The silver-haired man let out a harsh, barking laugh. "Brother? That's sweet. Mine only gave me a serial number. He didn’t actually have fifty thousand copies, mind you; he just already had a system for barcodes. Businessman. I hate to break it to you, but your 'brother'"—he made sure his air quotes were dramatic enough that even a perplexed and possibly quite dull young clone couldn't miss their significance—"probably had a lovely dream for the both of you and then didn't have the work ethic to cover the costs and ended up moving to the coast to follow his bliss or whatever you people call it now."

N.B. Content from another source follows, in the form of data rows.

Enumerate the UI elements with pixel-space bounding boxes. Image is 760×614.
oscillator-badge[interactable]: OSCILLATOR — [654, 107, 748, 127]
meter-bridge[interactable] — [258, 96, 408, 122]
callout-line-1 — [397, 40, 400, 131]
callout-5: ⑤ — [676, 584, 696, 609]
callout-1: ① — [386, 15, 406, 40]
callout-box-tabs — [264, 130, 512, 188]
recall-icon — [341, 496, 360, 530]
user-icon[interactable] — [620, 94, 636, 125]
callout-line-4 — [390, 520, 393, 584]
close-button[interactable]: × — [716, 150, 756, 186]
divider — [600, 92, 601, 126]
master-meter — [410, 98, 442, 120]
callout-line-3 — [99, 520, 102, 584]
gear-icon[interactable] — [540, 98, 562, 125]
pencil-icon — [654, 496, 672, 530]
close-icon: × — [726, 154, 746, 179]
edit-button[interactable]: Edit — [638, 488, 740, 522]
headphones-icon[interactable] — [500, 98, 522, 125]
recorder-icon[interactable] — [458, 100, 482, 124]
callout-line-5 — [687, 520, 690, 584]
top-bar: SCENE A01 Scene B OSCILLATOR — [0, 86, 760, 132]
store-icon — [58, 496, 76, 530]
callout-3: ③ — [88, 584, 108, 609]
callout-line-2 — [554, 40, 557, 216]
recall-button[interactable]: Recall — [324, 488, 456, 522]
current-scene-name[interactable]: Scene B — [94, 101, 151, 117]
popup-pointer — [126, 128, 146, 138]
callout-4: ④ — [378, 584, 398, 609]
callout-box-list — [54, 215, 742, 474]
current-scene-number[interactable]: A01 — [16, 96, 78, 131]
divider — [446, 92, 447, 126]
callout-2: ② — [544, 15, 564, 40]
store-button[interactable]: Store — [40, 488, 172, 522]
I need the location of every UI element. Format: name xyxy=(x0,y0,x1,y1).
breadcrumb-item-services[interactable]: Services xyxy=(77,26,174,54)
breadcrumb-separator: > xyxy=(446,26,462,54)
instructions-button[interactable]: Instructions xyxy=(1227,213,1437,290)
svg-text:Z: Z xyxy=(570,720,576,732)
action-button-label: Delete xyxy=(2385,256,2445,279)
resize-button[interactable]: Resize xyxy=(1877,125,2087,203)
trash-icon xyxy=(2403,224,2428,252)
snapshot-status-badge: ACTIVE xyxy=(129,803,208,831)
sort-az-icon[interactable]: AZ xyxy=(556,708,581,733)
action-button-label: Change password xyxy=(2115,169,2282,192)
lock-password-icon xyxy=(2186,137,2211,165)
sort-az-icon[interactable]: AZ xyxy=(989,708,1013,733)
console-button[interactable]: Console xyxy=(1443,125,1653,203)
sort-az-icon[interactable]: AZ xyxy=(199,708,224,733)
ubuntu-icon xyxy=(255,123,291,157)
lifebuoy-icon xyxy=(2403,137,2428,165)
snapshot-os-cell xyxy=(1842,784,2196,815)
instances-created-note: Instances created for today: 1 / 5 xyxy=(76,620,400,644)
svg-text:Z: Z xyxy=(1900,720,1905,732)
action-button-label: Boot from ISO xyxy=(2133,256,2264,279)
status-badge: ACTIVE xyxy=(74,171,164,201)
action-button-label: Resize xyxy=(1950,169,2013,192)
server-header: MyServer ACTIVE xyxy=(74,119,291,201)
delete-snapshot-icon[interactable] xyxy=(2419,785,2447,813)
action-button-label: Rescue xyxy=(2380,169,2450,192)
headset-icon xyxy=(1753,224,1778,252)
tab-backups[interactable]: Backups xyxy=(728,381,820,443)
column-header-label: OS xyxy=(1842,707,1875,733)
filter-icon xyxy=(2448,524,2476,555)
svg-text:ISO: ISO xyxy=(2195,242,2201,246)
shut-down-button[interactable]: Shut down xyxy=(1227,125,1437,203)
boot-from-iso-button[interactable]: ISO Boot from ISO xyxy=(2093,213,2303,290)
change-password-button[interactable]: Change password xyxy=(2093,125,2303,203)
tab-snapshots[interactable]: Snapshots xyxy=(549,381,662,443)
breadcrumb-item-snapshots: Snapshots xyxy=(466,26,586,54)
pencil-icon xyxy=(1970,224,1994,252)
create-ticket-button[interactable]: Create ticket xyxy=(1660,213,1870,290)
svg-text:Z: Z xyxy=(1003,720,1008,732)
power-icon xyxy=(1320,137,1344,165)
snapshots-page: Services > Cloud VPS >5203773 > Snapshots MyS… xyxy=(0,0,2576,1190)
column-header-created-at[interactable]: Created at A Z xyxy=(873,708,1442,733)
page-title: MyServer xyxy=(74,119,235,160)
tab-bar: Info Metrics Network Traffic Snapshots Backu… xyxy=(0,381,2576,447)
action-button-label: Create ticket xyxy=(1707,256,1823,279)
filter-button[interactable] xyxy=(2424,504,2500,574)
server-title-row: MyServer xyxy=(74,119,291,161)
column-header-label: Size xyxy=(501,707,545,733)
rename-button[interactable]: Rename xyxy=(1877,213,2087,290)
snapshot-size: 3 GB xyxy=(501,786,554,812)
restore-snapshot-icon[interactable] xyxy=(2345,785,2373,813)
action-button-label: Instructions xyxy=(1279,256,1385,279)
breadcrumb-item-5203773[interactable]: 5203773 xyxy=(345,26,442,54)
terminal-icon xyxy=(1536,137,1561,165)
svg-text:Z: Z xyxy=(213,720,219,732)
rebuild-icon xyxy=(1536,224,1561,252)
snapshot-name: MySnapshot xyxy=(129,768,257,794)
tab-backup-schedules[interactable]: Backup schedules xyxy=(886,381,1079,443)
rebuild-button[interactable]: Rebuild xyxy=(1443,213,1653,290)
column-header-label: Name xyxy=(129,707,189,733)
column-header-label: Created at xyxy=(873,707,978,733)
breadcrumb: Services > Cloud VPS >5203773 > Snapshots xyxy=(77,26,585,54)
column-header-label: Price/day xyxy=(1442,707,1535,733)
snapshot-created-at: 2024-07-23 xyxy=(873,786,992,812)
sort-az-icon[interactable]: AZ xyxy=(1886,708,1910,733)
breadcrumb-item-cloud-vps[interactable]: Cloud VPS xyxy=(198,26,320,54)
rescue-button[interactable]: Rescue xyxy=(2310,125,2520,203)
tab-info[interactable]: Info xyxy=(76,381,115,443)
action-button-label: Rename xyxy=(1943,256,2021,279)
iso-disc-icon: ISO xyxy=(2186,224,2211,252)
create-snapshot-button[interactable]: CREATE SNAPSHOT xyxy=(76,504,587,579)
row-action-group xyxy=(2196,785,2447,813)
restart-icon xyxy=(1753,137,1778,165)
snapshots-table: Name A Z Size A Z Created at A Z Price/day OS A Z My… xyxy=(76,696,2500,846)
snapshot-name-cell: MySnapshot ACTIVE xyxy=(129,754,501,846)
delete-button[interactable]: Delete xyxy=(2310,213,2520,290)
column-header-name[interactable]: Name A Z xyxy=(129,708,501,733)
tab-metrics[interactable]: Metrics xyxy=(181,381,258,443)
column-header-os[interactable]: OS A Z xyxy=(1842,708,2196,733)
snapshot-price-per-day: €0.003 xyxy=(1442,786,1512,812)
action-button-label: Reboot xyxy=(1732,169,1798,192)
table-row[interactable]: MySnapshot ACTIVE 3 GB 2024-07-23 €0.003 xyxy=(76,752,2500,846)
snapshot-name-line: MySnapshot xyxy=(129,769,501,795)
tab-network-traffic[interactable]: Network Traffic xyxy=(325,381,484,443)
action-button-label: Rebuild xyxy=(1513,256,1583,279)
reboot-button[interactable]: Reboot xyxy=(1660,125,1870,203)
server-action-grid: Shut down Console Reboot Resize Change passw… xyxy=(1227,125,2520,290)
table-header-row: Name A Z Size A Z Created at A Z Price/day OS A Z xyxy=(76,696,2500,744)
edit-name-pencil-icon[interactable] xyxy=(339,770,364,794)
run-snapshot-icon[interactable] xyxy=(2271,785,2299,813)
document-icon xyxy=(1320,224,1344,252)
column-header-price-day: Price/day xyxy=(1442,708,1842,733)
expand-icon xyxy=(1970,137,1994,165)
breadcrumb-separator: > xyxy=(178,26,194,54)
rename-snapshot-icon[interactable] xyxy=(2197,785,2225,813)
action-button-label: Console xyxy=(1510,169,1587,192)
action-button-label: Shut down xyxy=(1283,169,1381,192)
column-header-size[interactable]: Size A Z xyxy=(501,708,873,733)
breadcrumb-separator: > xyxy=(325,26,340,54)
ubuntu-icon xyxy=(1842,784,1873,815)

Aaron cleared his throat. “Lack of work ethic is not something Jaymie suffers from,” he said firmly. “And he has always followed his bliss.”
“Ok, Jaymie Two-Point-O, I hope for your sake that your presence is a necessary component of either Jaymie’s bliss or the continued functioning of his renal system, because otherwise you’re in for a pretty grim future,” said 50117.
“For fuck’s sake, I’m not a clone!” Aaron insisted angrily.
"Not to upset you, sweetheart, but let’s just think for a moment: is your brother the type who might desire a copy of himself for any purpose? And not necessarily a nefarious purpose!" the woman said, looking sternly at the organ-source clone. "But even, perhaps, just on a whim?"
Aaron sat down at the table beside them and put his head in his hands. His brother was exactly the type.